Blowort had been a knight under Baron Blockhelm. Denario had met him once as a child. The nobleman had worn a thick mustache that hung down below his chin, plate armor over his chest and shoulders, and a tunic with his castle colors, which were red, gold, and green. He’d ridden a stallion that was almost friendly. Denario had been given a job to feed the beast, which he did with oats and a great deal of care not to get bitten or kicked. Later, he’d carried a bolt of green cloth to the horse. He’d rather liked Blowort. The man hadn’t beaten him or any other slaves that day.

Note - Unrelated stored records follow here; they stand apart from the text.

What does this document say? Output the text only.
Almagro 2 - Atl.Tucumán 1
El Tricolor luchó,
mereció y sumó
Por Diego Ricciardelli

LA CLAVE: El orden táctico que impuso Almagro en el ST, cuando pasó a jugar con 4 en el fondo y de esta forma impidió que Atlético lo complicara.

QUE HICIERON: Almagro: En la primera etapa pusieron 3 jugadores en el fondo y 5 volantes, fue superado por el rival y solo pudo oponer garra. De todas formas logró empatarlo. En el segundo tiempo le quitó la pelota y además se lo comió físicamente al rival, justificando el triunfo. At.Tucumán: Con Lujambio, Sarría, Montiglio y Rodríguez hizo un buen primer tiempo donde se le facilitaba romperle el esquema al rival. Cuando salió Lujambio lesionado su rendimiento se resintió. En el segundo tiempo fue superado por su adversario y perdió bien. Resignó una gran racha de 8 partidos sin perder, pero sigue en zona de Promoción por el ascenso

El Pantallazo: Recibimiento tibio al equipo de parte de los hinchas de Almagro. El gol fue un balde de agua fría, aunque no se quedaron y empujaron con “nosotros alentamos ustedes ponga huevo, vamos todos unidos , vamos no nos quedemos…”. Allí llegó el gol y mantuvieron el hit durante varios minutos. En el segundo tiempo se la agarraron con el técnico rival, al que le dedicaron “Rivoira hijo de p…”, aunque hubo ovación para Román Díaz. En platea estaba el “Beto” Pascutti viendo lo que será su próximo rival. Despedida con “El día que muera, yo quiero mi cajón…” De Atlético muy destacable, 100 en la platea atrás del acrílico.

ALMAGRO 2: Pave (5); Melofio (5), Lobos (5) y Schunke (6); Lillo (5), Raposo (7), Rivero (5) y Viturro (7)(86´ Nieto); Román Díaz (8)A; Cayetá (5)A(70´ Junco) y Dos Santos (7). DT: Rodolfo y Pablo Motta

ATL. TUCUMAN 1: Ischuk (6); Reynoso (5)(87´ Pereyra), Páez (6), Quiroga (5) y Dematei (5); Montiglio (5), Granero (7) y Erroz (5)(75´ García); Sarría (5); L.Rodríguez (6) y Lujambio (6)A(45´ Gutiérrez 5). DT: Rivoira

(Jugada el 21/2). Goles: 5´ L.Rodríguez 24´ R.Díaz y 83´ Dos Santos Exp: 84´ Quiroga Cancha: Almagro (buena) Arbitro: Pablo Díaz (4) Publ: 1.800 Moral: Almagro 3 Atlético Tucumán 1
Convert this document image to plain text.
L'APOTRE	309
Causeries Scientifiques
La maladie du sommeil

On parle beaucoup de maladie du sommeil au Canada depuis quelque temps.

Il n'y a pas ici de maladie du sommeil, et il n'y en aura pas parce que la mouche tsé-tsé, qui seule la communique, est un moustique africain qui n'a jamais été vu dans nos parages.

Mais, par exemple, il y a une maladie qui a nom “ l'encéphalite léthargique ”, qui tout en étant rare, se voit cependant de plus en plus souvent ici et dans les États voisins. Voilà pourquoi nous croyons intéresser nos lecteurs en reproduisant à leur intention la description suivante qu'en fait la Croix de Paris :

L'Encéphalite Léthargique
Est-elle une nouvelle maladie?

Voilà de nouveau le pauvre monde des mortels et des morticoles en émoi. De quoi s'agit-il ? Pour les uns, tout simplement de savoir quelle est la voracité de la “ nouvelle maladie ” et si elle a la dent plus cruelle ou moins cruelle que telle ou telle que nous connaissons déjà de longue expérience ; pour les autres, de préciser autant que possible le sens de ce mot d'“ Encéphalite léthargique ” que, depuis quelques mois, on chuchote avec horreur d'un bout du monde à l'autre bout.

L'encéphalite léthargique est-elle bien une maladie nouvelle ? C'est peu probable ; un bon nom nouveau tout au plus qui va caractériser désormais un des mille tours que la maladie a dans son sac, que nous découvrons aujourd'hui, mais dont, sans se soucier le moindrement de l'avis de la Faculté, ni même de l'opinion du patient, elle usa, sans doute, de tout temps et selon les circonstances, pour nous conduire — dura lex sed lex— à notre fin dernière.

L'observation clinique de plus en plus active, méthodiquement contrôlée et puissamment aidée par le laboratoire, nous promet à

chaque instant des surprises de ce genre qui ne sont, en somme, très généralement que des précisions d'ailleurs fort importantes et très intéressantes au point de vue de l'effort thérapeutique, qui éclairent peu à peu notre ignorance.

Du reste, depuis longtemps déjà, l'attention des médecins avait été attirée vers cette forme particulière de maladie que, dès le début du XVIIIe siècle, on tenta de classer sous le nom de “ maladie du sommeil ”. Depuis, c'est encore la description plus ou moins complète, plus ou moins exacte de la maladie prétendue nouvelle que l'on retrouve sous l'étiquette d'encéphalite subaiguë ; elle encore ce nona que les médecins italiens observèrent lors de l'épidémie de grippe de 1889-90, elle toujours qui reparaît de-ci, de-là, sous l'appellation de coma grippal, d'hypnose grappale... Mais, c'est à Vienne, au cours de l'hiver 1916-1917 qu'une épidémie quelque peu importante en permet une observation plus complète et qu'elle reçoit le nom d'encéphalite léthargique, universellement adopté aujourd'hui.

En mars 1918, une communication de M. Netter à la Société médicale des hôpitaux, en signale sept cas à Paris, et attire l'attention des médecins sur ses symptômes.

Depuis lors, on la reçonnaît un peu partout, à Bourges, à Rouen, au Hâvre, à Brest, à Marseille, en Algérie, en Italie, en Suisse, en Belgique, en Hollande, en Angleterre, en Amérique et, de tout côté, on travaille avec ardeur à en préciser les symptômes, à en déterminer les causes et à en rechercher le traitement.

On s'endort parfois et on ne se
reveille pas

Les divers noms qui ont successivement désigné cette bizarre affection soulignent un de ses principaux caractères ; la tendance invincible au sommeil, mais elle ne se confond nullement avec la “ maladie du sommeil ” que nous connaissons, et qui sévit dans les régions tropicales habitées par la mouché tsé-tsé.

He hadn't shown such gentleness to his own peasants, though. Like Sir Glaiburg under Baron Ankster, Sir Blowort had led an ethnic cleansing of his countryside two years ago. He'd wiped out half a dozen Kilmun towns. In retaliation, a group of Kilmun men invaded his castle during the winter. No one seemed to know how they’d gotten inside the walls but they'd arrived with at least a hundred men. Blowort and his family hadn’t stood a chance. Across the border of the barony, Sir Glaiburg almost met a similar fate. Only the fact that he and his immediate family had been called to Baron Ankster’s court saved him. The rest of his household was killed. And when Glaiburg returned, he gathered his men-at-arms and took back his castle. He redoubled his efforts to wipe out the Mundredi tribesmen on his lands.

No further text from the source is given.